Carmichael grimaced and looked away. "Do I look like a fucking moron to you? Huh? You better get upstairs. I'll make some noise when Denton and the Stepford agents get here."
I turned to go and saw Murphy standing at the head of the stairs in a crisp grey business jacket and slacks, with sensible low heels and jewelry the color of steel. Her earrings seemed to be little more than bright beads of silver in her ears, which I had never really noticed when she had worn her golden hair long. Murphy's earlobes were cute. She'd kill me, just for thinking it.
"About time, Dresden. Get up here." Her voice was hard, angry. She vanished from the top of the stairway, and I took the rest of the stairs two at a time to catch up with her.
The apartment (though it was too big for the word to really apply) was brightly lit, and smelled, very faintly, of blood. Blood has a sweet sort of metallic odor. It makes the hairs on the back of your neck stand up, and mine snapped to attention at once. There was another smell as well, maybe incense of some kind, and the fresh scent of the wind.

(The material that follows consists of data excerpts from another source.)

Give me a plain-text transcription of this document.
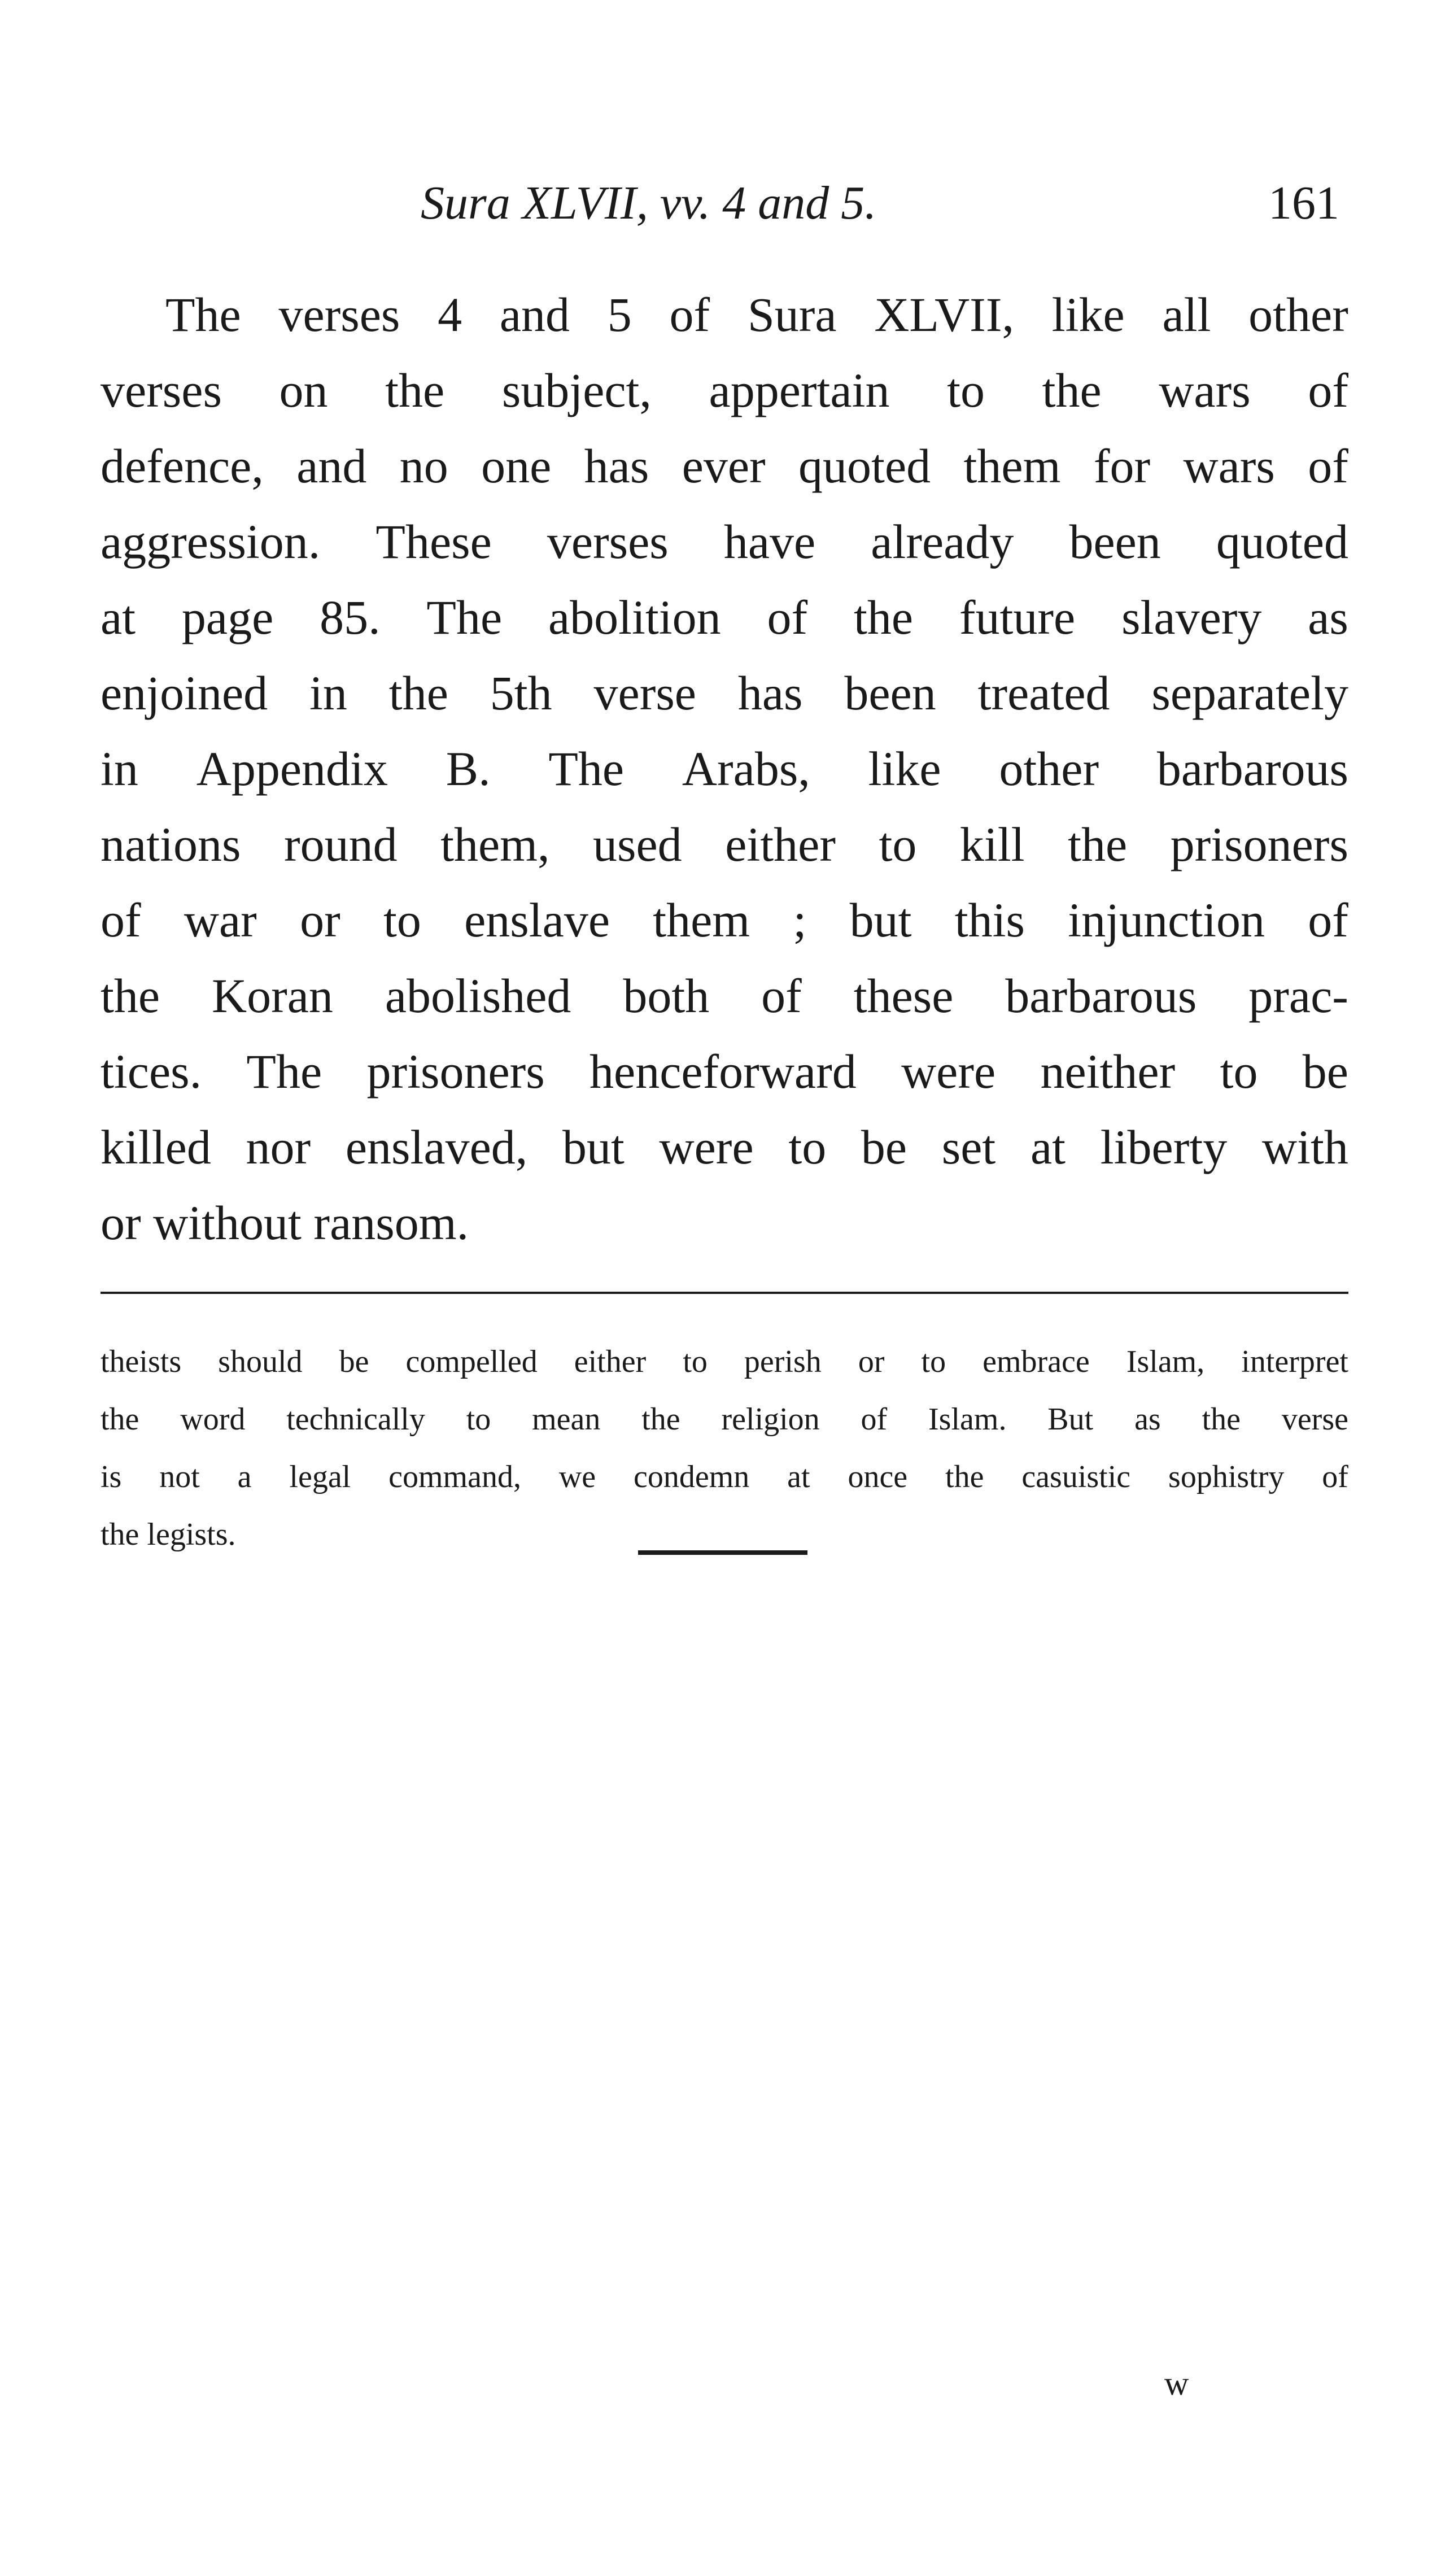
Sura XLVII, vv. 4 and 5.	161
The verses 4 and 5 of Sura XLVII, like all other
verses on the subject, appertain to the wars of
defence, and no one has ever quoted them for wars of
aggression. These verses have already been quoted
at page 85. The abolition of the future slavery as
enjoined in the 5th verse has been treated separately
in Appendix B. The Arabs, like other barbarous
nations round them, used either to kill the prisoners
of war or to enslave them ; but this injunction of
the Koran abolished both of these barbarous prac-
tices. The prisoners henceforward were neither to be
killed nor enslaved, but were to be set at liberty with
or without ransom.
theists should be compelled either to perish or to embrace Islam, interpret
the word technically to mean the religion of Islam. But as the verse
is not a legal command, we condemn at once the casuistic sophistry of
the legists.
w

I turned down a short hall at the top of the stairs, and followed Murphy into what was apparently a master bedroom, where I found the source of all the scents.
There was no furniture inside the master bedroom—and it was huge, large enough to make you wince at how far you'd have to go to get to the bathroom in the middle of the night. There was no carpeting. There were no decorations on the walls. There was no glass in the huge, single-pane window, letting in the October wind. The full moon shone down through it like a picture in a frame.
What the room did have was blood. There was blood all over, scattered in droplets and splashed in spurts against one wall. The scarlet footprints of something like a large wolf led in a straight line toward the shattered window. In the center of the room were the remains of a greater circle of summoning, its three rings of symbols carefully wrought in white chalk upon the wooden floor, burning sticks of incense interspersed among the symbols of the second ring.
What was left of Kim Delaney lay naked and supine on the bloodstained floor a few feet from the circle. The expression of shock and surprise on her face wouldn't change until rigor set in. Her dark, once-glittering eyes stared up at the ceiling, and her lips were parted, as though in the middle of an apology.
A large, wheel-section of flesh beneath her chin was missing, and with it Kim's larynx and trachea. Bloody red meat was showing, the ragged ends of arteries and torn sections of muscle, and pale white bones gleamed at the bottom of the wound. Long rakes down her body had opened her like a Ziploc bag, leaving her covered in scarlet.
Something went «click» in my head. Someone threw some kind of switch that just turned off my emotions entirely and immersed me in a surreal haze. I couldn't be seeing this. It simply couldn't be real. It had to be some sort of game or hoax, in which the actors would start giggling in a few moments, unable to contain the mirth of their prank.